The concept of community in Communication/O conceito de comunidade na Comunicacao.


Yamamoto, Eduardo Yuji


Ecada vez maior o numero de pessoas que utilizam websites de relacionamento como ferramenta de sociabilidade. Esse fato despertou o interesse de muitos pesquisadores brasileiros, das areas das Ciencias Humanas e Sociais, pelo fenomeno comunitario. Contudo, a medida que se observa um aumento significativo de producoes academicas brasileiras sobre as chamadas comunidades virtuais, percebe-se tambem a sua precariedade conceitual (1). Fala-se de comunidade, mas o que e comunidade nos dias de hoje? Um grupo de pessoas que partilham coisas em comum? Um territorio ou uma lingua? Um grupo de pessoas que possuem afinidades ou interesses em comum? Um grupo de oracao, um partido politico ou uma fila de onibus, por exemplo? Podem ser consideradas comunidades essas formas superficiais de amizade pela internet, tal como no Orkut ou no Facebook? Ainda: para que algo seja da comunidade deve estar vinculada, necessariamente, a ideia de grupos estigmatizados, marginalizados cultural e economicamente (como as favelas ou as minorias etnicas)? Nao se reconhecerao tambem, sob este nome, os moradores de condominios ostensivamente vigiados e os grandes grupos financeiros? Estas questoes, recorrentes nos circulos academicos, e em muitos outros espacos (inclusive no senso comum), indicam uma crise do conceito de comunidade.

No campo comunicacional brasileiro, especialmente nos setores da comunicacao comunitaria e da cibercultura, apesar de suas particularidades internas, trabalha-se com a ideia generalista da objetivacao de um comum proveniente, ora de atributos naturais, ora de eventos acidentais ora, simplesmente, de uma manifestacao espontanea da vontade coletiva.

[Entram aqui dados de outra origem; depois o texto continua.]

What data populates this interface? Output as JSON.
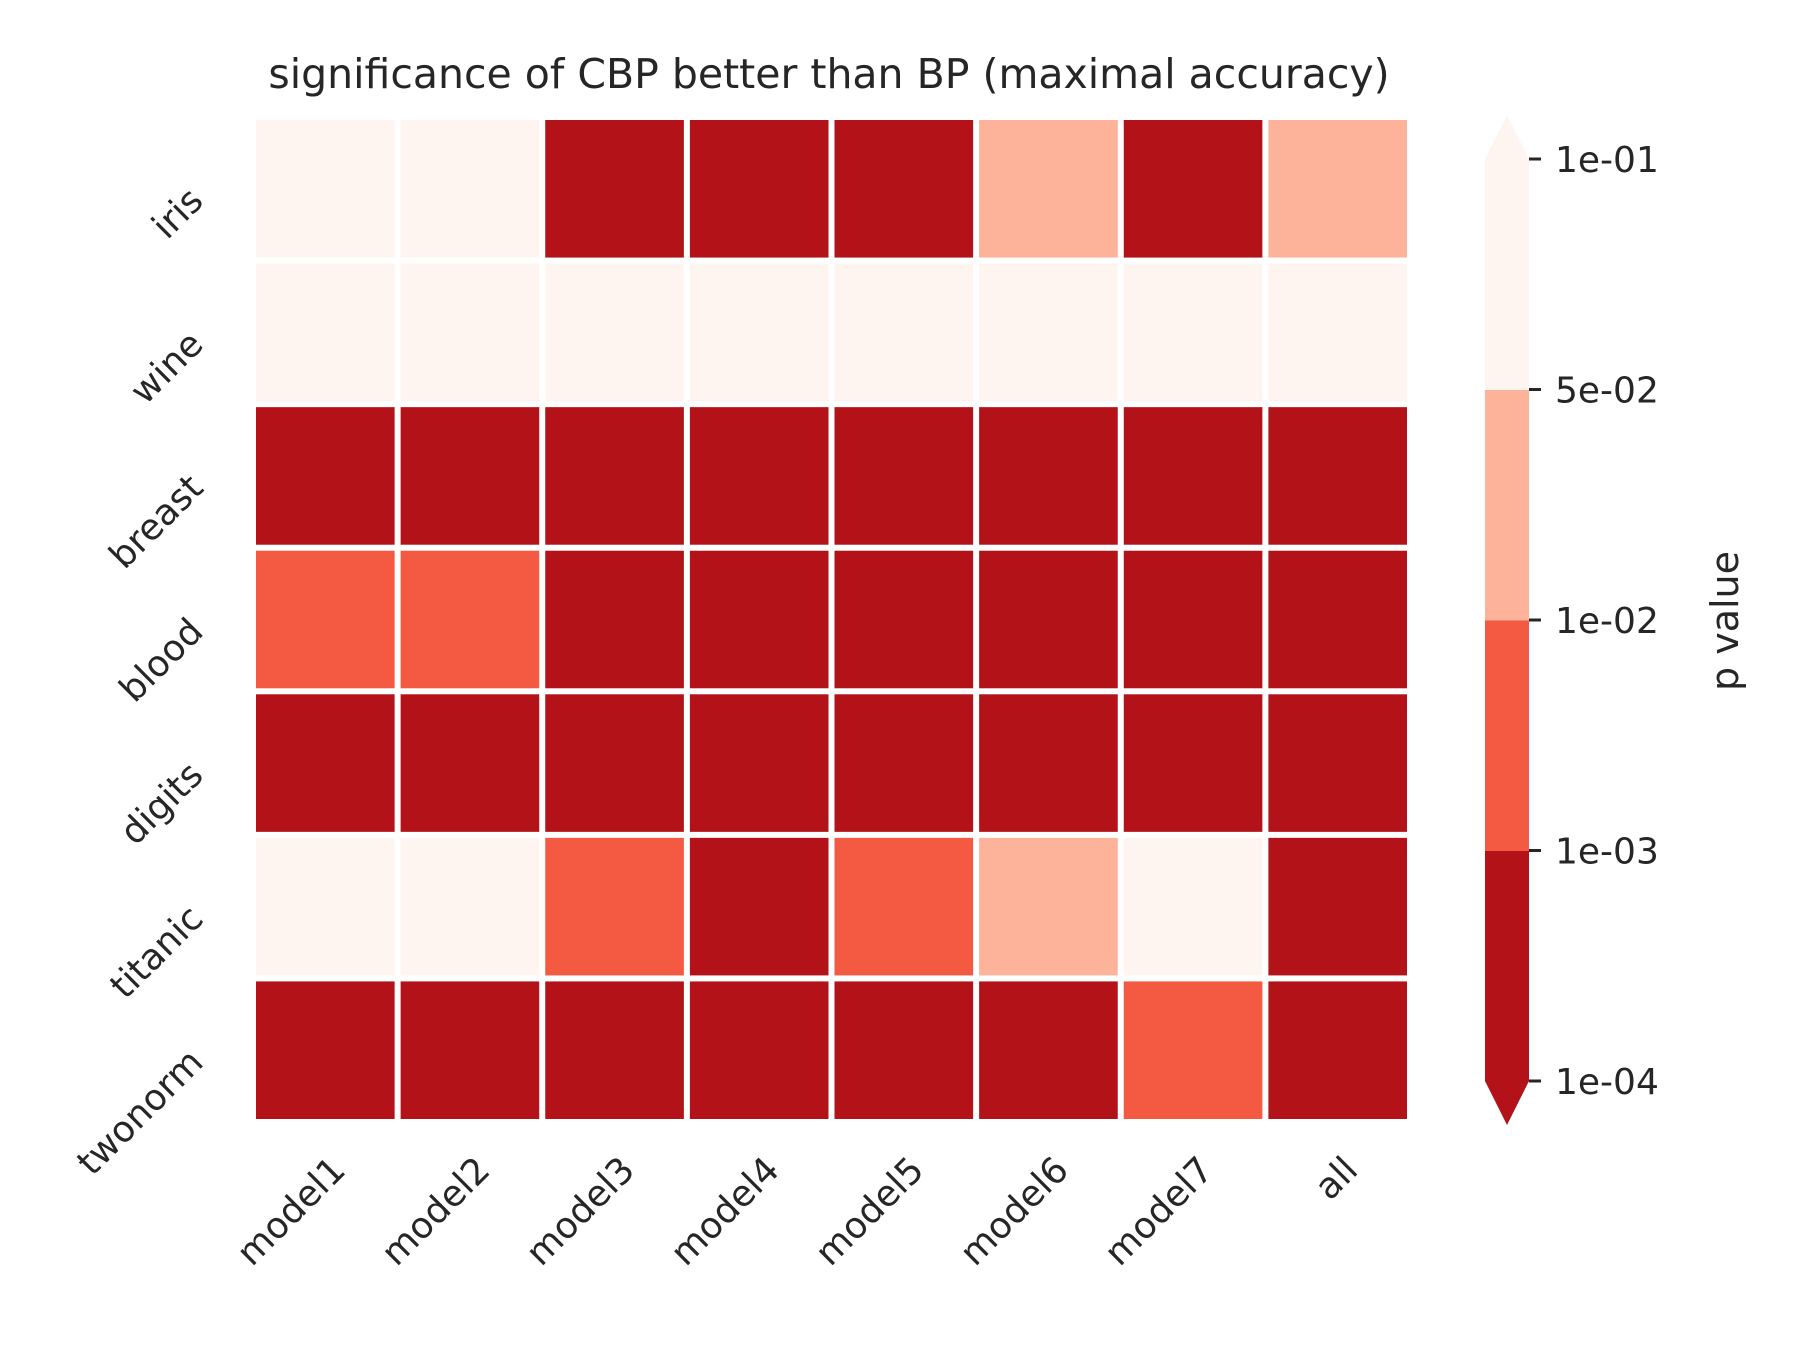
{
  "chart_data": {
    "type": "heatmap",
    "title": "significance of CBP better than BP (maximal accuracy)",
    "xlabel": "",
    "ylabel": "",
    "x_categories": [
      "model1",
      "model2",
      "model3",
      "model4",
      "model5",
      "model6",
      "model7",
      "all"
    ],
    "y_categories": [
      "iris",
      "wine",
      "breast",
      "blood",
      "digits",
      "titanic",
      "twonorm"
    ],
    "bins": [
      {
        "range": [
          0.0001,
          0.001
        ],
        "color": "#b31218"
      },
      {
        "range": [
          0.001,
          0.01
        ],
        "color": "#f45a42"
      },
      {
        "range": [
          0.01,
          0.05
        ],
        "color": "#fcb399"
      },
      {
        "range": [
          0.05,
          0.1
        ],
        "color": "#fff5f0"
      }
    ],
    "extend_below_color": "#b31218",
    "extend_above_color": "#fff5f0",
    "value_bins": [
      [
        3,
        3,
        0,
        0,
        0,
        2,
        0,
        2
      ],
      [
        3,
        3,
        3,
        3,
        3,
        3,
        3,
        3
      ],
      [
        0,
        0,
        0,
        0,
        0,
        0,
        0,
        0
      ],
      [
        1,
        1,
        0,
        0,
        0,
        0,
        0,
        0
      ],
      [
        0,
        0,
        0,
        0,
        0,
        0,
        0,
        0
      ],
      [
        3,
        3,
        1,
        0,
        1,
        2,
        3,
        0
      ],
      [
        0,
        0,
        0,
        0,
        0,
        0,
        1,
        0
      ]
    ],
    "colorbar": {
      "label": "p value",
      "ticks": [
        "1e-04",
        "1e-03",
        "1e-02",
        "5e-02",
        "1e-01"
      ],
      "extend": "both"
    },
    "grid": false,
    "cell_border_color": "#ffffff"
  }
}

No caso da comunicacao comunitaria, e unanime o uso do termo para se referir ao conjunto de elementos presente nos espacos marginalizados da cidade. Assim, seu qualificativo comunicacional estende-se aos aparelhos tecnicos de comunicacao utilizados por essas pessoas para dar visibilidade as suas demandas: precaria situacao material, reivindicacao de assistencia social basica (saude, seguranca, saneamento), divulgacao dos servicos ou da arte que ali se produzem etc.

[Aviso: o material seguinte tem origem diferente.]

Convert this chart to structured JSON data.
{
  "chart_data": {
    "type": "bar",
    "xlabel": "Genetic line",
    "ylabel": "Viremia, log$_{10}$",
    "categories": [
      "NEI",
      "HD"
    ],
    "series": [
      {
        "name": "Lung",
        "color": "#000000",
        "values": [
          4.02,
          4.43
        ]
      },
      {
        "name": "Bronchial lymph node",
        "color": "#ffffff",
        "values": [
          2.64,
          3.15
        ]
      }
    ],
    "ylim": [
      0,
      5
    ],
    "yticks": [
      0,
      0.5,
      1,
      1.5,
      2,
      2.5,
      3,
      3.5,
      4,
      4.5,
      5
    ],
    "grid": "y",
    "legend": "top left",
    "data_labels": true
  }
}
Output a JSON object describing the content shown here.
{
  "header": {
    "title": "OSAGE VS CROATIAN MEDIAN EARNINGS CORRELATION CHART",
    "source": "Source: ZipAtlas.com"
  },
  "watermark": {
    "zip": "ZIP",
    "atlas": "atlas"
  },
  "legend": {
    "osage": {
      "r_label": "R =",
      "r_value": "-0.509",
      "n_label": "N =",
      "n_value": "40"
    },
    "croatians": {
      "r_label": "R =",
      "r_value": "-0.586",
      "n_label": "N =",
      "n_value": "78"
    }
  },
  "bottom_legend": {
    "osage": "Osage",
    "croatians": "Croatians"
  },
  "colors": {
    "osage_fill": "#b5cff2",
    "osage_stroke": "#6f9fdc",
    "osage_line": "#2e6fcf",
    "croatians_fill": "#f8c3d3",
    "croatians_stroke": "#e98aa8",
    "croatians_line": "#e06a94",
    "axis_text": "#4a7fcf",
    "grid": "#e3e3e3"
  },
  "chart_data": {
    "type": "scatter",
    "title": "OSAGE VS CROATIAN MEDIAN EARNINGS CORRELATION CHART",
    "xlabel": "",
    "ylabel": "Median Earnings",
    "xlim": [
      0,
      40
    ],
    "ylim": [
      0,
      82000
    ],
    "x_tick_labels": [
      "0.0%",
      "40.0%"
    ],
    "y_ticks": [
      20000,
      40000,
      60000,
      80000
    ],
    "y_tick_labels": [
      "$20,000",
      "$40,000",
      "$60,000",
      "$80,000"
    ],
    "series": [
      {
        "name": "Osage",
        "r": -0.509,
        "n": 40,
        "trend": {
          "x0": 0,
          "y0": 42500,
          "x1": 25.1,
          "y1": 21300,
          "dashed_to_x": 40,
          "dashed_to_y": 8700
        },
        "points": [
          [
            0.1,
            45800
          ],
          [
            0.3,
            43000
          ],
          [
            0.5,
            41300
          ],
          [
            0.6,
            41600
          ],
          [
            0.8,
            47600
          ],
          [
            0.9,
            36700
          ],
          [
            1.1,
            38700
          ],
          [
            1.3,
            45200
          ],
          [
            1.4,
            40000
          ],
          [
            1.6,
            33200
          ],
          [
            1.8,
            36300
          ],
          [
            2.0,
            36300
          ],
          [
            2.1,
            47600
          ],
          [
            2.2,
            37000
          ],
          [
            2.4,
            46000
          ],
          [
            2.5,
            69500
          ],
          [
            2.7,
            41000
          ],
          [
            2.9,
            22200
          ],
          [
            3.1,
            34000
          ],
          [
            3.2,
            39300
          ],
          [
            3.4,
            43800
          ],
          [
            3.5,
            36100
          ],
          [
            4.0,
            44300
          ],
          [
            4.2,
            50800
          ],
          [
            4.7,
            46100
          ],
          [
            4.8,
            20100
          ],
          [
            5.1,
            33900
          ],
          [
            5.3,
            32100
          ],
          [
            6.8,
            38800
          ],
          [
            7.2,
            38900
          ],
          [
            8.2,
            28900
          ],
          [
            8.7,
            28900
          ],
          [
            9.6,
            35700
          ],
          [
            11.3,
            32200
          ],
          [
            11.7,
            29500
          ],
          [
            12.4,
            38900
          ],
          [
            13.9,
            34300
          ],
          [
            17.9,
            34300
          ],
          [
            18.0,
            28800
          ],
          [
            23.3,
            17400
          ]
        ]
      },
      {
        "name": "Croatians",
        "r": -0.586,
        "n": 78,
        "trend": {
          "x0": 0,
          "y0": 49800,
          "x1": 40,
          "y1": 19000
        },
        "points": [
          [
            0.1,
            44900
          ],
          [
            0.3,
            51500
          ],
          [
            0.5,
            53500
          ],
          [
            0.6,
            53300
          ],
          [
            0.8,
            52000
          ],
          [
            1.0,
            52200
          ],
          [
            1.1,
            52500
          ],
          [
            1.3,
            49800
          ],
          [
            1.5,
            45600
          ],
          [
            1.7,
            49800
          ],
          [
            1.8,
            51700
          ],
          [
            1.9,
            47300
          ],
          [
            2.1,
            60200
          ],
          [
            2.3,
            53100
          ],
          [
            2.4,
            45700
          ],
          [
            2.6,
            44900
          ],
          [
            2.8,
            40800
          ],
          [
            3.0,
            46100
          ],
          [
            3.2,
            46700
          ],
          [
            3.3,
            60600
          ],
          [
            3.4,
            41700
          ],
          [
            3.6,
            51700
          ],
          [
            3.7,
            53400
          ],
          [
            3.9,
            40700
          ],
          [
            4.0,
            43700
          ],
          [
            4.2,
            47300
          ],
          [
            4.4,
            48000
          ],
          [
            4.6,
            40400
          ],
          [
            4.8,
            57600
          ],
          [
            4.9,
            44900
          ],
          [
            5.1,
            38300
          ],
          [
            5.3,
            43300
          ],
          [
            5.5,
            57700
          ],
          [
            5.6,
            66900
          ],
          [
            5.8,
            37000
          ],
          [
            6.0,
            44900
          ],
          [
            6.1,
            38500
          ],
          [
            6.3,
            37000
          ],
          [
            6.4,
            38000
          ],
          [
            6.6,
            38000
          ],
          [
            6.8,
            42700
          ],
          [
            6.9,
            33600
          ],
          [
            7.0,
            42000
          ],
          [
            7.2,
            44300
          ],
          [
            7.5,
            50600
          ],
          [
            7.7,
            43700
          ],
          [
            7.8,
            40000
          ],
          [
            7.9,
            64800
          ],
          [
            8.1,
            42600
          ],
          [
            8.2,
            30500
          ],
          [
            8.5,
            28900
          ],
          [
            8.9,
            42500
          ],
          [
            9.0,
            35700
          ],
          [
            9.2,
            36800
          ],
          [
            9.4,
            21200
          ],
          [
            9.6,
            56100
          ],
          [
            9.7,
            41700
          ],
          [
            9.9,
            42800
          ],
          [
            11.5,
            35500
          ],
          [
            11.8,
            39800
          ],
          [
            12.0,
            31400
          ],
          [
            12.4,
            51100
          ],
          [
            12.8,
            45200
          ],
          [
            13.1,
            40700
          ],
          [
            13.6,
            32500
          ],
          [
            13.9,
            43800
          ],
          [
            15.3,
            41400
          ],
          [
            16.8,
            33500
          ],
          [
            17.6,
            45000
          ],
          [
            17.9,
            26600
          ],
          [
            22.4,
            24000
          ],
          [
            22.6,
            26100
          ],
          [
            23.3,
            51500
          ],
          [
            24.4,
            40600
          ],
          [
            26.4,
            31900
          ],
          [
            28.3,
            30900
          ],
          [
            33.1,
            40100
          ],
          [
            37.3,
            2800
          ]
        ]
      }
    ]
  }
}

Ja no caso da cibercultura, a expressao da vontade comum comparece ao problema das solidariedades digitais, interessadas tanto na economia colaborativa entre os diferentes grupos, quanto na afirmacao identitaria e nas trocas e negociacoes intersubjetivas. Aqui, se por um lado a comunidade se desvincula do entrave territorial; por outro se dispersa numa infinidade de formas associativas (sejam elas "naturais" ou "racionais", como distinguiria Ferdinand Tonnies) de modo que, no conjunto comunicacional, evidencia-se certa incapacidade do conceito em indicar tanto sua especificidade ontologica (o ser da comunidade), quanto delimitar um fenomeno especifico (sua entificacao).

Foi com este cenario de fundo que propomos em 2010 a pesquisa "A questao da comunidade na era da midiatizacao" (2). Na ocasiao, o objetivo era nao so delimitar a atual semantica da comunidade, mas estabelecer, no limite de uma critica e uma ontologia, um conceito estrito e abrangente de comunidade. Quer dizer, que tivesse um epicentro solido (uma ontologia consistente), mas que, ao mesmo tempo, fosse capaz de sustentar uma multiplicidade de fenomenos no dominio comunicacional.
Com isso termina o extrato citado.